RAK featured Scottsdale mom Danielle Wurth in an August 2011 web-exclusive story. Her business, Wurth Organizing, served a growing list of clients who craved control over the chaos of daily life. In 2018, the company will celebrate its 11th anniversary. We caught up with Wurth recently to ask her what’s changed.
What has contributed to your company’s growth? As client and media exposure grew over the years, so did the need for more families to be served. I hit a growth crossroads in 2012. Professionally and personally I needed to make a clear choice: either turn eager clients away or find a way to reach more people Valleywide without sacrificing quality family time and personal sanity.
I created the Wurth Organizing Program to hire like-minded [individuals] with God-given gifts to organize and a desire to teach other families healthier, clutter-free living. The team grew quickly.
In the fall of 2015, The Container Store approached me to be its Exclusive Brand Partner for all three Valley locations via the new in-store program, Contained Home. TCS flew our crew out for intensive training on the Elfa and TCS closet products along with support on all the fantastic completion products. Our company services expanded from offering hands-on organizing services to helping with custom closet design.
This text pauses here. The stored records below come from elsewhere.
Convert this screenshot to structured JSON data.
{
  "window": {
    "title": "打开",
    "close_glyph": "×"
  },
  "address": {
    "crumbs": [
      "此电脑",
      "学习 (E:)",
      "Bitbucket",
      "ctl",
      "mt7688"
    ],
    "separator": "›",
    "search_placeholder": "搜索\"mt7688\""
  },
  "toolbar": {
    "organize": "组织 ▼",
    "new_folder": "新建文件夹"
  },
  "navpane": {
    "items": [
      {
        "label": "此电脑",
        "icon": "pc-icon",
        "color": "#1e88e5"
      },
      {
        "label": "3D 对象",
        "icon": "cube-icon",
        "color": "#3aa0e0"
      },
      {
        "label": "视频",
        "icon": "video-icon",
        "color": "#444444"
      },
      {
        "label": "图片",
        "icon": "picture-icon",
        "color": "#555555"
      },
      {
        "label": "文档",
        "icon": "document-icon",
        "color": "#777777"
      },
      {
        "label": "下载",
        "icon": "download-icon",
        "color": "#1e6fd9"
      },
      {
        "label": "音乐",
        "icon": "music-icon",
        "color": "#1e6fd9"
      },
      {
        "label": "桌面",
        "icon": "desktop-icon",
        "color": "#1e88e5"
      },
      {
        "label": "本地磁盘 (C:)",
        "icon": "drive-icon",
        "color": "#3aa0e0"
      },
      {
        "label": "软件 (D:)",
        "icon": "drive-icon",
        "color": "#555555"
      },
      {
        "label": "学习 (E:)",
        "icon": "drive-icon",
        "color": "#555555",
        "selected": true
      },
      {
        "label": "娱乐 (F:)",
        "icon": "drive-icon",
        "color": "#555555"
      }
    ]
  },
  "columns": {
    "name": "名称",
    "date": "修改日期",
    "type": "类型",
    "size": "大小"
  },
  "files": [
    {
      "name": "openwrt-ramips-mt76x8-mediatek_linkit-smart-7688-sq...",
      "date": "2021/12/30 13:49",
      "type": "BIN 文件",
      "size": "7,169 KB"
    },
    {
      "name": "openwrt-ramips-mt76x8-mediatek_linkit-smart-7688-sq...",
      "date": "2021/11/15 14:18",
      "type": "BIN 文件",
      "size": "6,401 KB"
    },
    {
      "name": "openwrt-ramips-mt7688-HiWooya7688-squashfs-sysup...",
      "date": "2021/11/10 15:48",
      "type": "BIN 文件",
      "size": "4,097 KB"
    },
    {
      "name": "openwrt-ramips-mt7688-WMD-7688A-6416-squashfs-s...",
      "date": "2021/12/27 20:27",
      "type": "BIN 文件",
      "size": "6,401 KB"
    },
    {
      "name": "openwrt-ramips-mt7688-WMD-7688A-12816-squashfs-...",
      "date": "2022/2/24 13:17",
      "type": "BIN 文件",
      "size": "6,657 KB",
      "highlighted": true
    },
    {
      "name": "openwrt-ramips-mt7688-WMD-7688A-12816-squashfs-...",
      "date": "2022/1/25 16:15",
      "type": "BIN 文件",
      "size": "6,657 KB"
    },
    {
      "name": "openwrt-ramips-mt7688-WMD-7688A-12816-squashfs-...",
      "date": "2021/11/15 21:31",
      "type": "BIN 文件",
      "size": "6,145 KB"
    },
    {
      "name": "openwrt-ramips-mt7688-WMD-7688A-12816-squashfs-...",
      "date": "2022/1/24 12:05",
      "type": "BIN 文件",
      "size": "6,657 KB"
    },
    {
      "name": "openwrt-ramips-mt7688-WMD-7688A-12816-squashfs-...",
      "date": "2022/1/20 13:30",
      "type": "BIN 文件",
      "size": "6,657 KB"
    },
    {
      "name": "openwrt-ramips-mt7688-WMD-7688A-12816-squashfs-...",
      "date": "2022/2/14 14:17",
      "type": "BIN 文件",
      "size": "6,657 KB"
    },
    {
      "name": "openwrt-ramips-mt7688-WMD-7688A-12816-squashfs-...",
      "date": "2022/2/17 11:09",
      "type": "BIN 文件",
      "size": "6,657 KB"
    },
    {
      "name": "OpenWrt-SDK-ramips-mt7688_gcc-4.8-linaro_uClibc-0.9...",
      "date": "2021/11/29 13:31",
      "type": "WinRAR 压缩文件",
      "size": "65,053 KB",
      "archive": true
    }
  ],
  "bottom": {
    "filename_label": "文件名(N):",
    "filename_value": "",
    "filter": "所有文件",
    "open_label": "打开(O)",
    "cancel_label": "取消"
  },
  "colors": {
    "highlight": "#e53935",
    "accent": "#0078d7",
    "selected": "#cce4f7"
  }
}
The transition was very exciting, very intensive and challenging on new level.
How have customers’ needs changed over the years? Clutter “hot spots” remain the same but people’s awareness of clutter and the lack of organized systems in the family home has increased. Juggling work, family and all the stuff in between is difficult. I like to call this “life’s layer cake.” Each layer and family zone needs to be addressed, organized and labeled properly, otherwise the entire cake will split into an oh-so-lovely crumbled mess. Time and money are wasted by not running an organized household. The financial loss is staggering: from missing gift cards to over-purchasing food, late bill payments and marital and family stress. We encourage clients to “stop the bleeding.” Let us help you turn things around by teaching you and your kiddos organized systems that are essential life skills we all need to survive in this fast-paced treadmill that is life today.
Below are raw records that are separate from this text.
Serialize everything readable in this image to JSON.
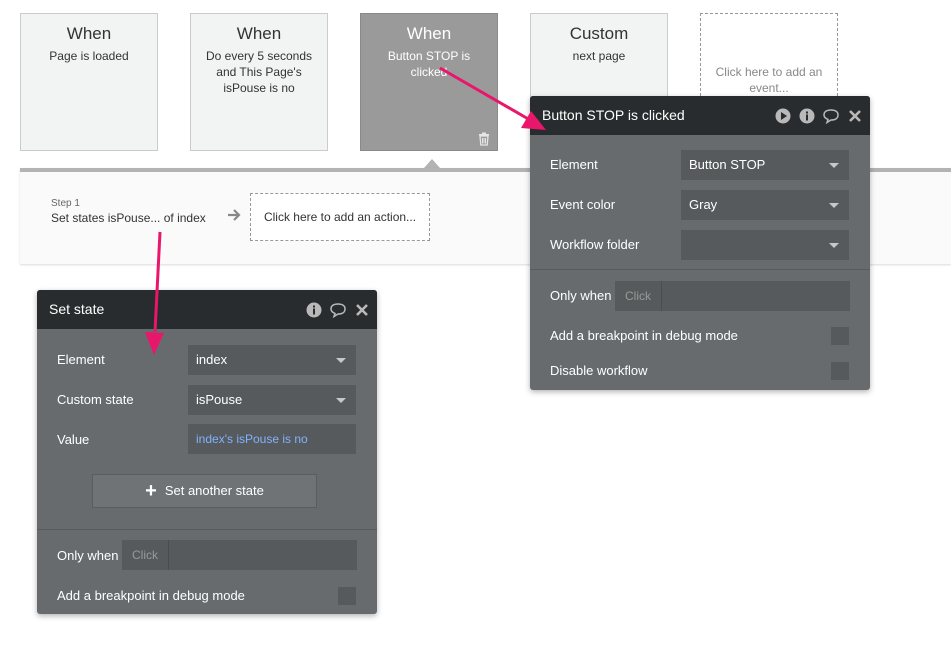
{
  "events": [
    {
      "title": "When",
      "subtitle": "Page is loaded"
    },
    {
      "title": "When",
      "subtitle": "Do every 5 seconds and This Page's isPouse is no"
    },
    {
      "title": "When",
      "subtitle": "Button STOP is clicked"
    },
    {
      "title": "Custom",
      "subtitle": "next page"
    }
  ],
  "add_event_label": "Click here to add an event...",
  "step": {
    "label": "Step 1",
    "title": "Set states isPouse... of index"
  },
  "add_action_label": "Click here to add an action...",
  "event_panel": {
    "title": "Button STOP is clicked",
    "element_label": "Element",
    "element_value": "Button STOP",
    "color_label": "Event color",
    "color_value": "Gray",
    "folder_label": "Workflow folder",
    "folder_value": "",
    "only_when_label": "Only when",
    "only_when_placeholder": "Click",
    "breakpoint_label": "Add a breakpoint in debug mode",
    "disable_label": "Disable workflow"
  },
  "state_panel": {
    "title": "Set state",
    "element_label": "Element",
    "element_value": "index",
    "state_label": "Custom state",
    "state_value": "isPouse",
    "value_label": "Value",
    "value_value": "index's isPouse is no",
    "set_another_label": "Set another state",
    "only_when_label": "Only when",
    "only_when_placeholder": "Click",
    "breakpoint_label": "Add a breakpoint in debug mode"
  },
  "colors": {
    "accent": "#e8176b",
    "panel": "#676b6e",
    "panel_head": "#292c2e",
    "link": "#7fb3ff"
  }
}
How do you feel about the word “balance”? Finding balance is a short-term action and can’t be sustained for the long term. I prefer to use the term juggle. It refers to knowing which balls to handle at a certain time and which to put down. I encourage others to learn new skills and feel confident — not shameful — in running a home.
What’s one easy thing families can do to be more organized this year? I feel a well-organized, well-labeled food pantry is non-negotiable. The money saved is truly staggering. Hundreds of dollars become pure waste [when food expires]. An organized pantry is a wonderful space for kiddos to help put away groceries and prep for snacks and lunches. It helps mom and dad while also building [a child’s] confidence and order in the family home. Everyone benefits greatly.
How about the family? Phil and I have been married 21 years. We truly complete each other’s sentences and support one another on so many levels as soul mates. Devon is 12 and Oliver is 8. They are such fine young men who take their school studies, organizing skills and club-soccer skills very seriously. We are a hardcore soccer family, and I have plenty of soccer-mom swag to wear for their games on the weekends!